Par: Mohamed KHOUKHCHANI

La vie politique marocaine traverse une crise profonde de crédibilité et de légitimité. Cette crise n’est pas seulement ressentie : elle est mesurée par des chiffres qui dressent un tableau inquiétant de la relation entre citoyens et partis politiques.
1. Une crise de confiance sans précédent — Les chiffres parlent
Selon une enquête récente, 94,8 % des Marocains déclarent ne pas faire confiance aux partis politiques, et 91,5 % n’appartiennent à aucun parti.
Ces données montrent une rupture quasi totale entre la société et ses représentants supposés.
Sur le plan électoral, les données Afrobarometer (2025) indiquent que seulement 51 % des citoyens ont voté lors de la dernière élection nationale, un taux bien inférieur à la moyenne africaine (~72 %).
Chez les jeunes, le constat est encore plus alarmant : un rapport du CESE montre que moins de 1 % des jeunes sont membres d’un parti politique.
Ce désengagement se traduit parfois par des mouvements protestataires, comme “Gen Z 212”, symbole d’une génération qui refuse les anciennes pratiques politiques.
2. Quand la politique devient un investissement personnel
Pour une partie des élites politiques, l’engagement n’est plus un service public mais un moyen d’accéder à des avantages matériels, à des réseaux locaux et à des opportunités économiques.
Cela contribue à :
● la montée du clientélisme,
● la domination des notables,
● et la marginalisation des compétences et de la jeunesse.

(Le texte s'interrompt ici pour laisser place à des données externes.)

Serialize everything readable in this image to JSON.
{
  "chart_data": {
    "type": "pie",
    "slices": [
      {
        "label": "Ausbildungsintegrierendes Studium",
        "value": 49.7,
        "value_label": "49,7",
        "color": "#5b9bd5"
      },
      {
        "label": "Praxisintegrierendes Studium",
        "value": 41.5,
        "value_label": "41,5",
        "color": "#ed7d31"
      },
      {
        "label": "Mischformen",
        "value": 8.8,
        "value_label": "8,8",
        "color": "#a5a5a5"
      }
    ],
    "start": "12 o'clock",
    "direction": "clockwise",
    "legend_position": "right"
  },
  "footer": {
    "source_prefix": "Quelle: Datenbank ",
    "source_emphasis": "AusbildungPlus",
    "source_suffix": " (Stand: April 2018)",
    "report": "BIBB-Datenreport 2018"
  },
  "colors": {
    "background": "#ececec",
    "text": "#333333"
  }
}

3. Responsabilité, transparence et corruption
Selon Afrobarometer, 43,8 % des citoyens pensent qu’une large partie du gouvernement est impliquée dans la corruption, et 20 % estiment que la majorité l’est.
Le Maroc obtient par ailleurs 43/100 au CPI 2024, confirmant les difficultés en matière d’intégrité publique.

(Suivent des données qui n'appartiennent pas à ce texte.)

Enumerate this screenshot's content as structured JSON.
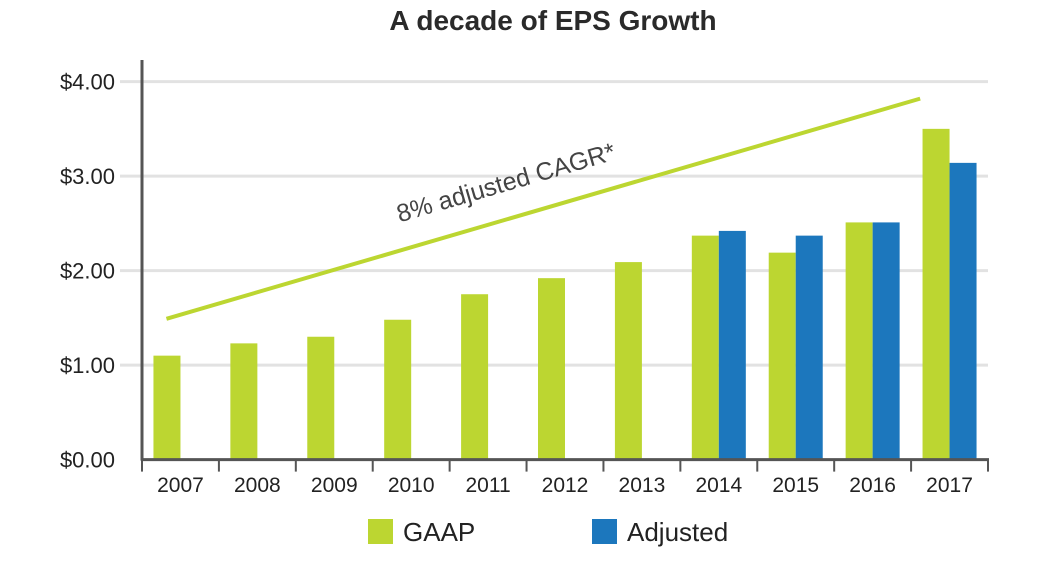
{
  "chart_data": {
    "type": "bar",
    "title": "A decade of EPS Growth",
    "xlabel": "",
    "ylabel": "",
    "categories": [
      "2007",
      "2008",
      "2009",
      "2010",
      "2011",
      "2012",
      "2013",
      "2014",
      "2015",
      "2016",
      "2017"
    ],
    "series": [
      {
        "name": "GAAP",
        "color": "#bcd631",
        "values": [
          1.1,
          1.23,
          1.3,
          1.48,
          1.75,
          1.92,
          2.09,
          2.37,
          2.19,
          2.51,
          3.5
        ]
      },
      {
        "name": "Adjusted",
        "color": "#1c77bd",
        "values": [
          null,
          null,
          null,
          null,
          null,
          null,
          null,
          2.42,
          2.37,
          2.51,
          3.14
        ]
      }
    ],
    "ylim": [
      0,
      4
    ],
    "yticks": [
      0,
      1,
      2,
      3,
      4
    ],
    "ytick_labels": [
      "$0.00",
      "$1.00",
      "$2.00",
      "$3.00",
      "$4.00"
    ],
    "grid": true,
    "legend_position": "bottom",
    "trend_line": {
      "label": "8% adjusted CAGR*",
      "color": "#bcd631",
      "start": [
        2007,
        1.49
      ],
      "end": [
        2016.8,
        3.82
      ]
    }
  }
}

Sans mécanismes efficaces de reddition des comptes, la confiance ne peut être restaurée.
4. Comment sortir de l’impasse ?
Réhabiliter le rôle du parti politique.
Un parti crédible doit être :
● un espace de débat,
● un outil de formation,
● un producteur de programmes,
et un créateur d’élites.
Réformer le système politique.
Cela implique :
● d’interdire le nomadisme politique,
● d’imposer la transparence financière,
● de renforcer l’indépendance des institutions de contrôle,
● d’évaluer les élus sur des critères objectifs.
5. Les institutions marocaines peuvent-elles être fortes malgré tout ?
Oui, à condition que la médiation politique soit réformée.
Le Maroc dispose :
● d’une Constitution moderne,
● d’une administration solide,
● d’un État capable de mener de grands projets.
Mais la force d’une institution dépend de la qualité des acteurs qui l’animent.
Sans partis crédibles, les institutions restent fragiles malgré leur cadre juridique.
Pour conclure, il est à noter que le Maroc peut reconstruire un paysage politique plus sain et des institutions solides, mais cela nécessite un rééquilibrage profond du système politique :
■ plus de transparence,
■ plus de formation,
■ plus de responsabilité,
■ et surtout un renouvellement réel des élites.
Une démocratie sans partis forts est une démocratie amputée.